Taking the initiative

Will hot-button ballot measures help McCain win California in November?

If John McCain seriously thinks he can take California in the fall, perhaps it’s because he knows millions of Republicans will be enticed to the polls—despite the little matter of many hard-line conservatives hating him.

The card up McCain’s sleeve? That peculiar California ballot bugaboo known as the voter initiative. Here’s how the Grand Old Party-line thinking supposedly goes: Steer contributions early and often to groups backing budding propositions on hot-button social issues. That allows enough signature gatherers to be paid and enough petitions to be signed and verified to make the November ballot. And when all those fired-up, like-minded voters enter the booths—what the hell?—may as well help put McCain over the top.

Far-fetched? Well, get this: The right-winged ducks are already in a row to have two such measures ready by the November general-election ballot.

Swirling speculation that the Republican National Committee is already diverting funds to budding California initiatives confronting those oldies but goodies—abortion and same-sex marriage—could not be confirmed, because they won’t talk to us. Nor would the groups pushing the proposed initiatives.

But McCain, the Republicans’ presumptive presidential nominee, will surely need some kind of boost, because he fails to generate much enthusiasm among social conservatives.

“The whole problem that the base has with McCain is that he’s a fiscal and foreign-policy conservative and not a social conservative,” said Barbara O’Connor, a CSUS professor of communications and the director of the Institute for the Study of Politics and Media. “What’s more, the political triangulating that occurs during a general campaign—and that’s especially necessary if McCain hopes to entice those moderate and independent voters that put Governor Schwarzenegger in office—is bound to further alienate the social conservatives.

“As he campaigns against the Democrats,” O’Connor added, “he’s going to aim more for the moderate voters, which will further anger the base.”

Enter a nicely timed initiative, which is almost certain to qualify for November, to require parental notification before a minor has a pregnancy terminated. Friends of Sara, the group promoting it, announced last week that 600,000 of the 694,354 signatures required by an April 18 deadline had been gathered.

“Sara” is apparently the pseudonym of a 15-year-old girl who died from complications of a legal abortion about which her parents were not notified, and her “friends” are the same men behind the last parental-notification proposition that was defeated at the polls. According to finance disclosures on file at the California Secretary of State’s office, James D. Holman, publisher of the San Diego Reader [see “The parent trap” by Jeffrey Barker, SN&R News, June 9, 2005] and Don Sebastiani, owner of Sebastiani Vineyards and Winery in Sonoma, are the new initiative’s major contributors. While Holman put his presidential money behind Sam Brownback, Sebastiani has already made a nice contribution to McCain’s.

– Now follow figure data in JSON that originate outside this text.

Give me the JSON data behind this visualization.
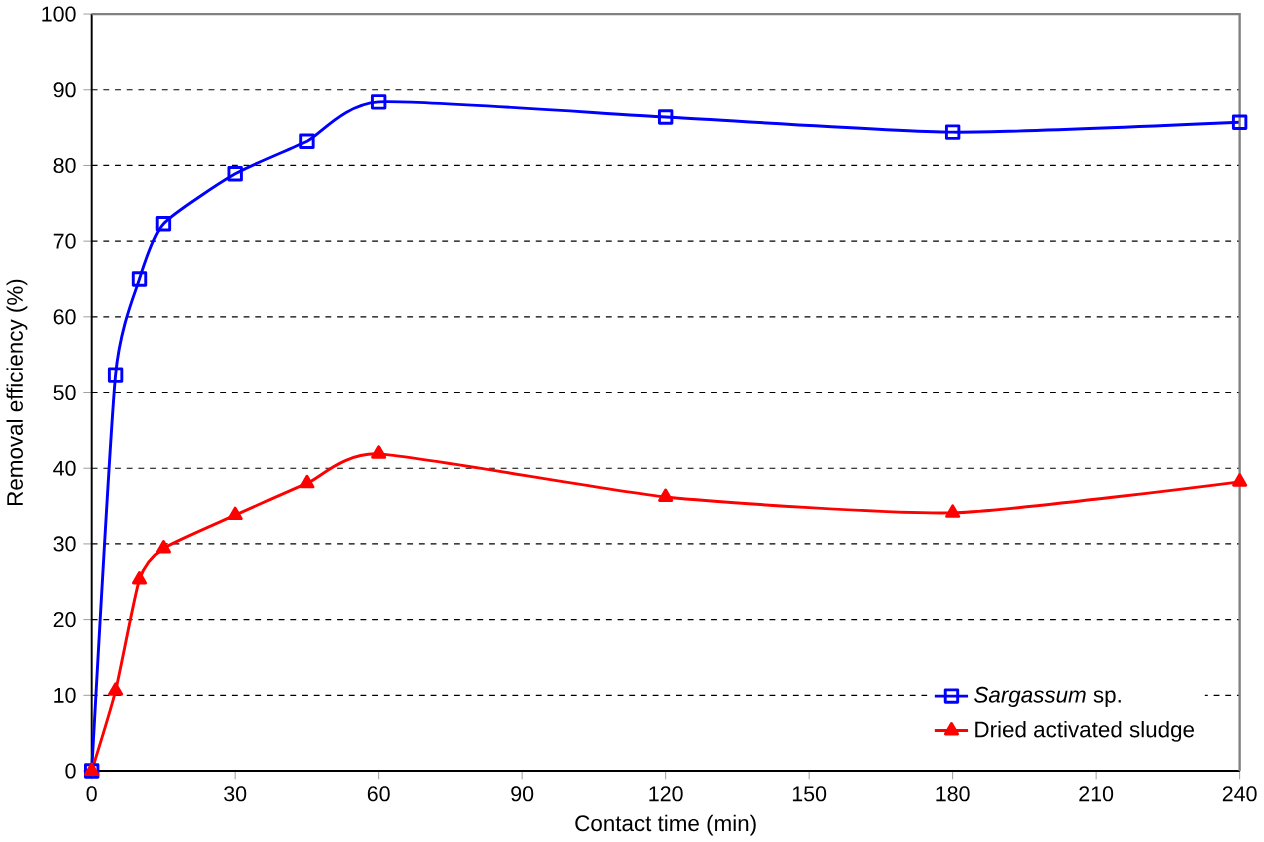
{
  "chart_data": {
    "type": "line",
    "xlabel": "Contact time (min)",
    "ylabel": "Removal efficiency (%)",
    "xlim": [
      0,
      240
    ],
    "xticks": [
      0,
      30,
      60,
      90,
      120,
      150,
      180,
      210,
      240
    ],
    "ylim": [
      0,
      100
    ],
    "yticks": [
      0,
      10,
      20,
      30,
      40,
      50,
      60,
      70,
      80,
      90,
      100
    ],
    "grid": "y",
    "legend": "bottom right",
    "x": [
      0,
      5,
      10,
      15,
      30,
      45,
      60,
      120,
      180,
      240
    ],
    "series": [
      {
        "name": "*Sargassum* sp.",
        "color": "#0000ff",
        "marker": "square",
        "values": [
          0,
          52.3,
          65,
          72.3,
          78.9,
          83.2,
          88.4,
          86.4,
          84.4,
          85.7
        ]
      },
      {
        "name": "Dried activated sludge",
        "color": "#ff0000",
        "marker": "triangle",
        "values": [
          0,
          10.6,
          25.3,
          29.4,
          33.8,
          38,
          41.9,
          36.2,
          34.1,
          38.2
        ]
      }
    ]
  }
}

The language in the new initiative is the same as the previous Holman-Sebastiani production and another that got voted down. It differs by allowing for another adult relative to step in if the teenager files an affidavit stating that her parents are abusive. There is no mechanism for an endangered teen to circumvent the necessity of notifying a relative.

“It’s very bad law,” said Katharyn McLearan of Planned Parenthood Mar Monte. “We have the experience of many other states with laws like this in place, and we know that it makes kids delay seeking care, it leads to late-term abortion, and it leads kids to reject medical care.”

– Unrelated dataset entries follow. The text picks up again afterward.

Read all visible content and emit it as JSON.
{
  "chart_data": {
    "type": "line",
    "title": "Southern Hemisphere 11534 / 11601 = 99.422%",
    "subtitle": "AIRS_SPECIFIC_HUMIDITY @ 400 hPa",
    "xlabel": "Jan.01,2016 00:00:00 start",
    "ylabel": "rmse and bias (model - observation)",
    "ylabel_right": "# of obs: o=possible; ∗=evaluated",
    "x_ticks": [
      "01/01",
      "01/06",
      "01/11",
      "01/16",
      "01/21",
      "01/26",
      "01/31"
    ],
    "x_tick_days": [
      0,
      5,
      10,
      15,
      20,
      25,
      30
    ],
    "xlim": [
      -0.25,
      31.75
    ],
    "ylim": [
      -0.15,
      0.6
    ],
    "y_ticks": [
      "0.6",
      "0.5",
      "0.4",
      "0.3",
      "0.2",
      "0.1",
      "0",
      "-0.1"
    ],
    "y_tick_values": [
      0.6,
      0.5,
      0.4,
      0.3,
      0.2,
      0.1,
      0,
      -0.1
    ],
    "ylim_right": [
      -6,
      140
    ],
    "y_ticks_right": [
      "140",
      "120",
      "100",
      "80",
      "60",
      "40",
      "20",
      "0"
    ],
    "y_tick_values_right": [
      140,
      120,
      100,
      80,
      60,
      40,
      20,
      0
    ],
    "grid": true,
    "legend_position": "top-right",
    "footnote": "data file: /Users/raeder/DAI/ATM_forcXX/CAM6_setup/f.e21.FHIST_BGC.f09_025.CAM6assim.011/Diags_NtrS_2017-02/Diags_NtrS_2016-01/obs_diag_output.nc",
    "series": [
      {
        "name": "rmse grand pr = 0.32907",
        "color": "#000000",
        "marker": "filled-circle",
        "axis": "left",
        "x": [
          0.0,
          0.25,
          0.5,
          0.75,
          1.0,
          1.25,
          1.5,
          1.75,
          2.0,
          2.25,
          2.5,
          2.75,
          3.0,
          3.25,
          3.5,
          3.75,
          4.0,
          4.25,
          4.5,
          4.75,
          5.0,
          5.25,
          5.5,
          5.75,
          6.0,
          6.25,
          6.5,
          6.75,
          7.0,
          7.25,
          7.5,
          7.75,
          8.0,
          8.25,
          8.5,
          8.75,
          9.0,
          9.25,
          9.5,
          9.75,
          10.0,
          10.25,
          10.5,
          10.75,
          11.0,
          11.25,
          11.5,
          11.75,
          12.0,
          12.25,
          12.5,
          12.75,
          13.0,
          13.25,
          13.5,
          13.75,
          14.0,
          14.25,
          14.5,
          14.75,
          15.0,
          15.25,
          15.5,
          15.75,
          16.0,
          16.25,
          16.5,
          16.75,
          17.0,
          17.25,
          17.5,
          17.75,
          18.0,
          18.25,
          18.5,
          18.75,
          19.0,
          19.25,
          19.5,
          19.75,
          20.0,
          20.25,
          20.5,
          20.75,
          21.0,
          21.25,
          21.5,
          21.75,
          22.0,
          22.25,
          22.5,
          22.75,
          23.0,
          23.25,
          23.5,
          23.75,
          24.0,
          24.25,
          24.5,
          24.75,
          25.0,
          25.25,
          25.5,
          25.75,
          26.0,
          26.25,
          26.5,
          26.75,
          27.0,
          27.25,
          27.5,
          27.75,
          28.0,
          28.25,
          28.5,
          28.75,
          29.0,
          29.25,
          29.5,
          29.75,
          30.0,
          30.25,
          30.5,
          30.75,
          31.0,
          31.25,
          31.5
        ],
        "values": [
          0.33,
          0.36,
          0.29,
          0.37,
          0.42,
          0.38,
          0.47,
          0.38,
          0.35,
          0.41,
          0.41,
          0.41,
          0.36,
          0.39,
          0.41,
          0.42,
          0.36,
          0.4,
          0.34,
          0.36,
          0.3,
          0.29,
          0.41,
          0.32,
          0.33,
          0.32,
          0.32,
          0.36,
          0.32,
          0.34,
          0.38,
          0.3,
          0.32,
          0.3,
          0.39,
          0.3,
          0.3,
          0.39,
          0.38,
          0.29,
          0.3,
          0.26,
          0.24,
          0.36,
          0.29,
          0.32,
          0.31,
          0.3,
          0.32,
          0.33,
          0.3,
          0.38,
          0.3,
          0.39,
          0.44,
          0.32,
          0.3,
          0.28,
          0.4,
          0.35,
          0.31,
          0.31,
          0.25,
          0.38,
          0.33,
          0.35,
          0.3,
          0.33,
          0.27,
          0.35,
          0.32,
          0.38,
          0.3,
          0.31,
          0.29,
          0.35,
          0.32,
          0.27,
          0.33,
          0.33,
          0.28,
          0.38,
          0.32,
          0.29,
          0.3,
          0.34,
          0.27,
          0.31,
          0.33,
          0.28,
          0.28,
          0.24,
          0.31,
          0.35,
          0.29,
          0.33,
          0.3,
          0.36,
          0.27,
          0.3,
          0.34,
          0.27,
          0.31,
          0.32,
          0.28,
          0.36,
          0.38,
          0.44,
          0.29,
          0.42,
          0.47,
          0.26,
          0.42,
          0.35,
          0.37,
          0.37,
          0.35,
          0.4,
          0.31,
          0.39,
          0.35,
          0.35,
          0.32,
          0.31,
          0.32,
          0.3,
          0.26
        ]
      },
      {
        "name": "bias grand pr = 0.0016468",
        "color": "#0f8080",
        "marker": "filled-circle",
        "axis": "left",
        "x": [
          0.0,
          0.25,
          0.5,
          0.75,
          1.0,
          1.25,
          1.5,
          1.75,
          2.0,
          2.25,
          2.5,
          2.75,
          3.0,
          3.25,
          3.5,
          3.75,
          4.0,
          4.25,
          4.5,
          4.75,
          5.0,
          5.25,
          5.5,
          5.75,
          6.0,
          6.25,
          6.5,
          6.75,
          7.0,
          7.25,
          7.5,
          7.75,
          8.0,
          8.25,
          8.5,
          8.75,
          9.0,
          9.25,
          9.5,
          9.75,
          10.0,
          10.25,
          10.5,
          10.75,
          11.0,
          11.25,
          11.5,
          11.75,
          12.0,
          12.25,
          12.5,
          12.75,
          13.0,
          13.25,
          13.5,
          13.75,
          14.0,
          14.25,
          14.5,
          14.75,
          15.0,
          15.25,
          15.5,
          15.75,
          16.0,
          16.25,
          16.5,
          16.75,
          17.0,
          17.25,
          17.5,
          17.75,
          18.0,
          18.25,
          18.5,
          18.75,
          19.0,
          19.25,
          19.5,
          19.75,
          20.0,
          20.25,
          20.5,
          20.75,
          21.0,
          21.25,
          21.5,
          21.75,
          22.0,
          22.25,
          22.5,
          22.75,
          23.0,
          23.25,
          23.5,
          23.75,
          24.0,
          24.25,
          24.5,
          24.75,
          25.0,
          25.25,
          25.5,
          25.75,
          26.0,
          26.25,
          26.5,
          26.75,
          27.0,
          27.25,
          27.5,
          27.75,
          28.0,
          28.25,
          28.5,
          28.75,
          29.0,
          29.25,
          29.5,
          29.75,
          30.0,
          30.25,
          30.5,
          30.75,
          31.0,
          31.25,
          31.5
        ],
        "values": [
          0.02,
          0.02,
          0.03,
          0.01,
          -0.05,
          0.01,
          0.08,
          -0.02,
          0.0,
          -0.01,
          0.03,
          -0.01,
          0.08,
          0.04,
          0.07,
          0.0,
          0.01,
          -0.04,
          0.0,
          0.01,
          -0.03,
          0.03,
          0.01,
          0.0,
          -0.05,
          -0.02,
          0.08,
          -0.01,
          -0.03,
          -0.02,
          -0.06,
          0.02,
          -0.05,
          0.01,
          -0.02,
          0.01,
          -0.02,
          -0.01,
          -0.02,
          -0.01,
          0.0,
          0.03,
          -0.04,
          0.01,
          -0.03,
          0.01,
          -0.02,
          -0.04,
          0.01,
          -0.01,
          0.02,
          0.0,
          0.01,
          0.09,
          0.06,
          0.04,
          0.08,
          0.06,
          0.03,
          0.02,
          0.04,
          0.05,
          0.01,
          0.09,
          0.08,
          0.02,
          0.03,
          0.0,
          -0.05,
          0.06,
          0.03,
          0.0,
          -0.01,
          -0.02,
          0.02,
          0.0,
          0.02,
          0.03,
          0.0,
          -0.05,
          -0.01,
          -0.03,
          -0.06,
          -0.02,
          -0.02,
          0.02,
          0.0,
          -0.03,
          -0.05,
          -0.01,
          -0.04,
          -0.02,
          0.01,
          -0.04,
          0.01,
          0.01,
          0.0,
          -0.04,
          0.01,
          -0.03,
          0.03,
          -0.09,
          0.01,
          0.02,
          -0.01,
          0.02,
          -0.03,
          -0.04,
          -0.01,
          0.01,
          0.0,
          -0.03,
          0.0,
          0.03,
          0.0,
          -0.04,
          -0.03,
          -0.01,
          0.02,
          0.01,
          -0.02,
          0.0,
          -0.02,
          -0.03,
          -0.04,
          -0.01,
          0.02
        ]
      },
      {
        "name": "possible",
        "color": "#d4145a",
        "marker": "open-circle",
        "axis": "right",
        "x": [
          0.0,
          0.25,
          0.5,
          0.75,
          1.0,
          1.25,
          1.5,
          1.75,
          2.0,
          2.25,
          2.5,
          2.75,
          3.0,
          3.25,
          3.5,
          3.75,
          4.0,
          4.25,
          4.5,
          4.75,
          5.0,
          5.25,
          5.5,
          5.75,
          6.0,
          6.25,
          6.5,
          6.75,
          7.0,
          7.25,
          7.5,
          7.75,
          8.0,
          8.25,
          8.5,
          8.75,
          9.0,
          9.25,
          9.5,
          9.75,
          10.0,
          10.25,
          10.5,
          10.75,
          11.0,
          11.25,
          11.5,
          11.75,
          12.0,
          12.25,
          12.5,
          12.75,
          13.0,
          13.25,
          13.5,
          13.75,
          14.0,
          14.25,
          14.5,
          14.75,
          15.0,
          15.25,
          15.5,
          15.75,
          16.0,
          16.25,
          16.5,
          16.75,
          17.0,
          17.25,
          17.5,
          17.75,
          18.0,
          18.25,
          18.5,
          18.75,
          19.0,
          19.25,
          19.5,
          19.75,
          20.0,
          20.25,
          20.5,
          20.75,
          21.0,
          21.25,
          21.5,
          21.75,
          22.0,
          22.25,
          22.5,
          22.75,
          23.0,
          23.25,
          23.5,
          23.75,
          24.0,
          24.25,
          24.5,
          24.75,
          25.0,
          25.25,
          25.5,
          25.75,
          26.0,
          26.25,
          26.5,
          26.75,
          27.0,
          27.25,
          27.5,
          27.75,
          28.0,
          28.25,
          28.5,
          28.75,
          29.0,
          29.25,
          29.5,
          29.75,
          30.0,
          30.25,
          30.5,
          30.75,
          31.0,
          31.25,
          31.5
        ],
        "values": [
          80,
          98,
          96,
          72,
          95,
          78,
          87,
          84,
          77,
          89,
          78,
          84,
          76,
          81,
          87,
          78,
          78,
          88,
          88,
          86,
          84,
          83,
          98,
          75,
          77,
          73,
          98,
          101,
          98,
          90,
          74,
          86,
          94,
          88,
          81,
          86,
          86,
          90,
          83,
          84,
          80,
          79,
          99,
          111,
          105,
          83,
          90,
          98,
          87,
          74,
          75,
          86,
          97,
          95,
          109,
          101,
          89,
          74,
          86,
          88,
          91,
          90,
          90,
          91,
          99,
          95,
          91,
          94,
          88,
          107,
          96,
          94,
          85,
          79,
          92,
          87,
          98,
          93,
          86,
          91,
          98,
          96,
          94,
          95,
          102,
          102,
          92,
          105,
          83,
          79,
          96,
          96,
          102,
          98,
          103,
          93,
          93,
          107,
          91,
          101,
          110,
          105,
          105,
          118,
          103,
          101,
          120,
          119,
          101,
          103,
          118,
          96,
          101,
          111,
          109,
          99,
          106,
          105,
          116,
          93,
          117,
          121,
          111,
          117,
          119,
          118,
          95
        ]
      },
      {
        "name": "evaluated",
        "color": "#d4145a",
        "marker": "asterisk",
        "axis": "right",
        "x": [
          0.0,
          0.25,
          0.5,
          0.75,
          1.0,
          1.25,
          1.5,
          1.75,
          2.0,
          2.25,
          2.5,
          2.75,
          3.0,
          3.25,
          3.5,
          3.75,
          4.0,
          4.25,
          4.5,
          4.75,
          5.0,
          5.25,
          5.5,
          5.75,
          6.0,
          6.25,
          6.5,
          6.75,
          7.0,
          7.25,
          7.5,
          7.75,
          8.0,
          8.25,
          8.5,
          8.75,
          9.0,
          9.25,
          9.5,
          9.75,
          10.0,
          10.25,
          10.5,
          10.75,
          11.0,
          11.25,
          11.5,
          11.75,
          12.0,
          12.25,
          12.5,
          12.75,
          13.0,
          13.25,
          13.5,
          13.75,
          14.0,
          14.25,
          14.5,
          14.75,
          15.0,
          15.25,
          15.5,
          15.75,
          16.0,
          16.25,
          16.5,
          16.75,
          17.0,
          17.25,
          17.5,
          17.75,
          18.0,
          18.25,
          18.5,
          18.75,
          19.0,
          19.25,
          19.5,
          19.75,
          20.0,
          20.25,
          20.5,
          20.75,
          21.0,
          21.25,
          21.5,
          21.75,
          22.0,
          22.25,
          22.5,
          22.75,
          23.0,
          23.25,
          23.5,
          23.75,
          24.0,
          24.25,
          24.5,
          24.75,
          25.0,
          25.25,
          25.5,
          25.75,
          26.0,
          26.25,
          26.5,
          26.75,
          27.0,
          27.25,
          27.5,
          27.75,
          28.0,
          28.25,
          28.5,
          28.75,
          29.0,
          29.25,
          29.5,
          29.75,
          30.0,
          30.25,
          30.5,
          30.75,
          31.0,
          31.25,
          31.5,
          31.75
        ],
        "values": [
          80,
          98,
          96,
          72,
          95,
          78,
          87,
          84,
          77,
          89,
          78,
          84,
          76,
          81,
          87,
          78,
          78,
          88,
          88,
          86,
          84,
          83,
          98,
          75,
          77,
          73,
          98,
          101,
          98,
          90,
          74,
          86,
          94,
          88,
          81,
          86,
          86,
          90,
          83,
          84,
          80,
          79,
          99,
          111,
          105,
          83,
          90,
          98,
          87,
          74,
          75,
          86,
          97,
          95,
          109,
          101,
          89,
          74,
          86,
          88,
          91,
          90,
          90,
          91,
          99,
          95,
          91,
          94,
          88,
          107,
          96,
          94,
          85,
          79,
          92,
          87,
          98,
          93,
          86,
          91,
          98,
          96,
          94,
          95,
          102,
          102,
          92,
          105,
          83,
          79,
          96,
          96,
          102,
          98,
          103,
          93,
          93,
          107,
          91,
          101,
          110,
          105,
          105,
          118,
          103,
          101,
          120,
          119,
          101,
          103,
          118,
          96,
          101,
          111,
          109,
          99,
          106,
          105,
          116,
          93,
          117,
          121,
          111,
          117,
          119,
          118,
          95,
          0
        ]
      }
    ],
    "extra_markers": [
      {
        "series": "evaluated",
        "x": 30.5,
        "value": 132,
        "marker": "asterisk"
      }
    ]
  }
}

Another ballot measure that might push turnout in McCain’s direction would amend the California Constitution to prohibit recognition of same-sex marriage. Sponsored by Protect Marriage and the National Organization for Marriage, whose representatives also did not return SN&R’s several calls, this proposal is different from the other nine or so anti-same-sex marriage initiatives that have circulated this year, mainly because it does not prohibit or dissolve domestic partnerships. Backers must also gather 694,354 signatures, but by April 28.

State Senator Jeff Denham (R-Merced) has signed on to support this initiative and McCain. “Senator McCain will compete in California and the base will turn out,” Denham told SN&R. “We expect a high turnout in November.”

O’Connor agrees with that prediction—if the initiatives make the ballot. “Clearly, those initiatives will draw out people who would not be typically very supportive of Senator McCain,” said O’Connor.

In fact, she thinks it’s in the Republicans’ “best interest to get those initiatives on the ballot and turn out the base. … It’s not like the base is going to vote for the Democrat for president, and those initiatives are about their core issues.”